Human Rights Commissioner Linda Richardson told New America Media that the commission held a hearing Thursday in Chinatown and that their executive director also had private meetings with Asian-American leaders with regard to the recent violent acts.

“The commission will concentrate on education about this issue, and in bringing the Asian and African-American communities together to begin a healing process,” Robinson said.

African-American leaders are already working on “our own [black-on-black] violence, but they also don’t want these recent incidents to lead to a general castigation of the entire African-American community as perpetrators of these racial crimes,” she said. “It is only a minority of the population responsible for these acts, and that is unacceptable.”

[…]

Out in the streets of Bayview-Hunters Point, near the Muni stop where Huan Chen was attacked, long-time resident Bernard Robinson says the community “needs jobs for young students…That’s why there’s so much violence and robbery here because they have nothing to do.

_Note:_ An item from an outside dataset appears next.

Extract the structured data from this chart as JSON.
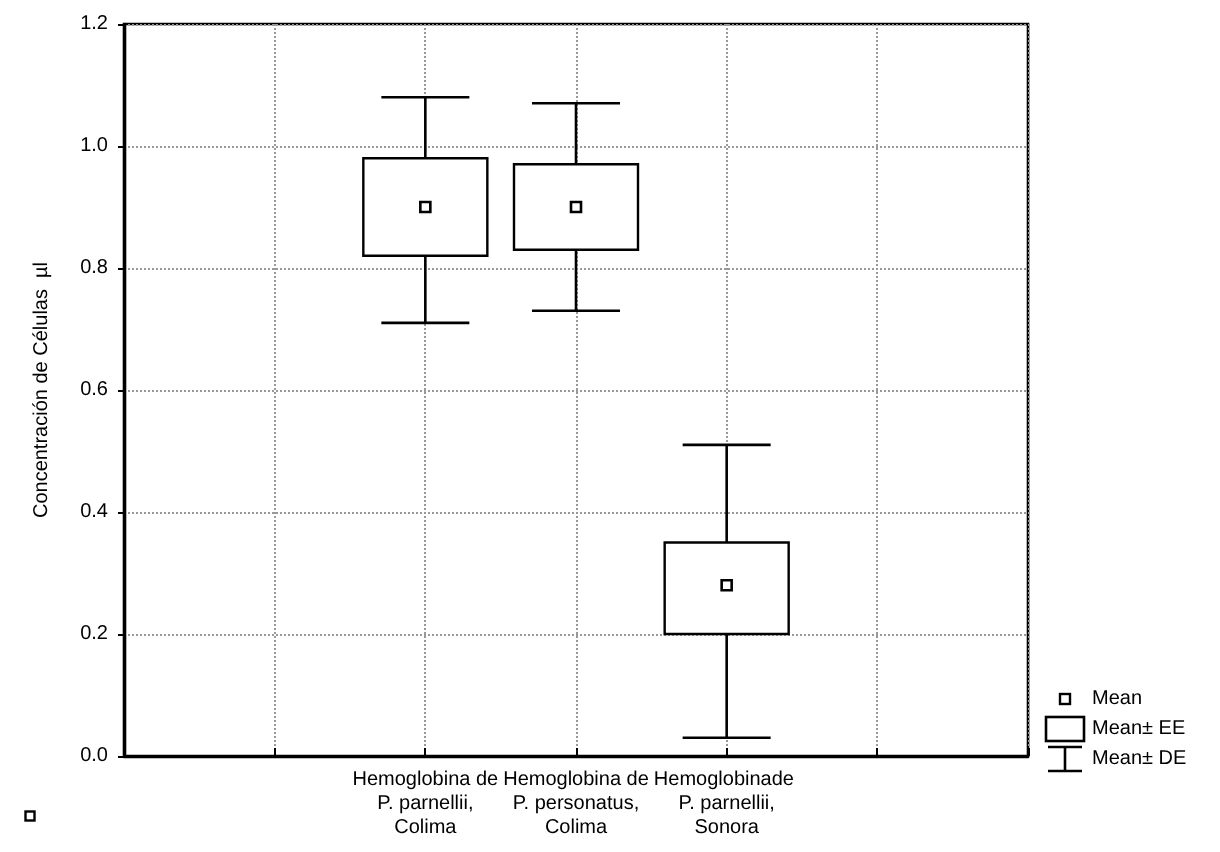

Parents also don’t look out enough for their kids and guide them.”

Robinson, 62, said he’s witnessed violent acts by African-American men on Asians, and he’s also seen black-on-black violence in his neighborhood. Robinson appealed to his neighbors to “live and work together to end the violence.”

[…]

Rudy Asercion, executive director of Westbay Pilipino Multi-Service Center, said the NAACP is primarily concerned with diffusing the tension between Asians and African Americans in the city so that there would not be any retaliation from Asian Americans and further violence from either group. Asercion supports the NAACP’s move and the belief of the convening group “that it will take a sustained and cooperative effort among all communities to stop the violence.”

Update II: Yikes. Don’t write your posts at 3 am in the morning, folks! I’ve edited some of the grammar in this post so it doesn’t sound like crazy rambling.